The imaginative Pirie builds on this legend and offers a fictional account of Doyle and Bell's adventures in private crime detection. "The Dark Water," which will be released in paperback April 1, opens with a thrilling sequence as Doyle is drugged and tortured by his nemesis named Thomas Neill Cream. Doyle's captor is an evil mastermind akin to the infamous villain of the Holmes stories, Professor Moriarty. In fact, it quickly becomes clear to the Holmes fan that "The Dark Water" will foreshadow "The Hound of Baskervilles," "The Dancing Men" and "The Final Problem."
Needless to say, Doyle escapes from the clutches of Cream, and soon "the game is afoot." In Pirie's tale, Bell plays Holmes and Doyle his Watson. Like "a bloodhound with the scent," they track down Cream to the cursed seaside port of Dunwich. The novelist paints a vivid picture of a port breached by storms, the lower town taken and the last church on the cliff falling away, "its graveyard slowly crumbling grave by grave, as all the bone and decayed flesh scattered into the North Sea." From here, the story hurtles into perplexity and darkness.
Dunwich is an eerie setting, with a legend "more famous even than her witch, the notion that on a stormy night you could hear the sound of the old town's bells ringing out under the ocean." The witch of Dunwich and talk of a rune play parts in the grim adventure, as well as new mystical apparitions: The novel chillingly describes a human "with pale skin, and it was crawling. And then I saw the head, a big head, and, while I watched, it howled. Like a madman it howled."

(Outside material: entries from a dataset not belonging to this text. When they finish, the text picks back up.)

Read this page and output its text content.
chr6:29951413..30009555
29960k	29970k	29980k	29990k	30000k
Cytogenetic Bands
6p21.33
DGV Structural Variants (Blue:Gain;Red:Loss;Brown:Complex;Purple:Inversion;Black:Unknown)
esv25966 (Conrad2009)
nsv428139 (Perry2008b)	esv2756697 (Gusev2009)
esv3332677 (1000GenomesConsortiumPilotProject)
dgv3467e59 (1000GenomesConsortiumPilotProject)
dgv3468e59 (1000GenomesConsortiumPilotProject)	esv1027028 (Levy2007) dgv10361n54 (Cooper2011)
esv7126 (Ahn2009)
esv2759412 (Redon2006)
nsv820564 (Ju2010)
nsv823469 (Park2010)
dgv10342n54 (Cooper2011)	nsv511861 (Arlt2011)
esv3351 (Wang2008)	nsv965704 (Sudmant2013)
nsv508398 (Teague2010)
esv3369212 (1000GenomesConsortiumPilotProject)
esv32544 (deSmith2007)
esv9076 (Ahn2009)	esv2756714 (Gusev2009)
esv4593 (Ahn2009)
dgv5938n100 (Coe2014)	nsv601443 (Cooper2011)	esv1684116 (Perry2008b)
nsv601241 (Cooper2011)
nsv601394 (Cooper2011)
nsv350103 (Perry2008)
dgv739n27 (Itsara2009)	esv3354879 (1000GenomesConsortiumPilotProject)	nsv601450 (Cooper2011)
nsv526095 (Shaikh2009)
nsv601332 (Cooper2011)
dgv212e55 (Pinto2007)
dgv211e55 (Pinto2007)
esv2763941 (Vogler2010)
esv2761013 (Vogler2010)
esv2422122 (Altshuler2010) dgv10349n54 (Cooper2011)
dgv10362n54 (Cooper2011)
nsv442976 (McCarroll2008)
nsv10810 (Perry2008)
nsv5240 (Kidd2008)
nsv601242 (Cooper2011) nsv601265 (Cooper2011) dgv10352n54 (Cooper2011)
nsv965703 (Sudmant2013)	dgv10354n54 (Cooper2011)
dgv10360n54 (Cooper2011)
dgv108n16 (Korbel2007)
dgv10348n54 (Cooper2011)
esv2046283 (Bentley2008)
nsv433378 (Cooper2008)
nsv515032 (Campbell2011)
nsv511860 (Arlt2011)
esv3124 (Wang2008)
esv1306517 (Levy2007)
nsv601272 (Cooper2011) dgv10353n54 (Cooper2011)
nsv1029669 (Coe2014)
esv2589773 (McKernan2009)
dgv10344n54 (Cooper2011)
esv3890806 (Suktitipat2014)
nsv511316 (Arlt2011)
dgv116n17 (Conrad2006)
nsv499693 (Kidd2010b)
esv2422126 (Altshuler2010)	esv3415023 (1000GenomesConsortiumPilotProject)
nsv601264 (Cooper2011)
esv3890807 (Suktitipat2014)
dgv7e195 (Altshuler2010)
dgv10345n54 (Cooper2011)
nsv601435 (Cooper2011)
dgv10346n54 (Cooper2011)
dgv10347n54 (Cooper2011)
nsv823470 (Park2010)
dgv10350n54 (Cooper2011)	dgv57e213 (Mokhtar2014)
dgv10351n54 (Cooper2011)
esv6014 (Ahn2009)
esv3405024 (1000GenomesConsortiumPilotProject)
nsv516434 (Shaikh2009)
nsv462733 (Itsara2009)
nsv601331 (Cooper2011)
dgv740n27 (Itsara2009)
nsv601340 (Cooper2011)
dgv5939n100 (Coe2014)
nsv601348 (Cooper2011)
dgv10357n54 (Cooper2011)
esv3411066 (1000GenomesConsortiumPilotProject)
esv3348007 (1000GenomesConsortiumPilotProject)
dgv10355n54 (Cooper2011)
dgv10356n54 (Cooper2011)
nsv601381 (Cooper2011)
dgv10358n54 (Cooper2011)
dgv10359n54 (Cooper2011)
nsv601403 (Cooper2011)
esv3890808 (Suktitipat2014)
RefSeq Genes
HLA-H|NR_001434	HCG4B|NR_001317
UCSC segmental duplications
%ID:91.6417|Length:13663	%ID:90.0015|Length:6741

True to the tradition, Pirie writes Bell, our Holmes substitute, as logical, emotionally distant and astute. While there is no deerstalker cap or calabash pipe, there is plenty of mystery, forensic investigation and bravura displays of deduction.
But "The Dark Water," which is Pirie's third Doyle-and-Bell novel, is weakened by references to earlier encounters with Cream and a lost love, Elsbeth, as told in Pirie's other books. For the uninitiated, the missing history bogs the story down in the early chapters, but soon an intimacy develops that makes the past seem present.
And what of the prose? Is it true to Doyle? Sadly, no. But comparing any 21st-century writer to Sir Conan Doyle is like comparing a Hollywood screenwriter to Shakespeare.
Conan Doyle was one of literature's finest writers, sans any footnotes. His descriptive power was first rate and his turn of a phrase was eloquent, yet distinctly masculine — none of that Brönte or Austen nonsense. His characters were fresh and durable.
The world has changed much since Doyle's time, and so has its expectation of literature. Finesse has been supplanted by speed. Readers want to come at their thrills head-on, not sideways.
In that sense, Pirie's style delivers. He seals the reader in a dank and ghastly 19th-century England, and his plot draws you in like a snake does an unsuspecting rabbit.
The cast is alive. The Victorian stage is set. With enough imagination, ingenuity and murder to satisfy any crime-solver, "The Dark Water" would make a great BBC production. 21st-century praise, indeed.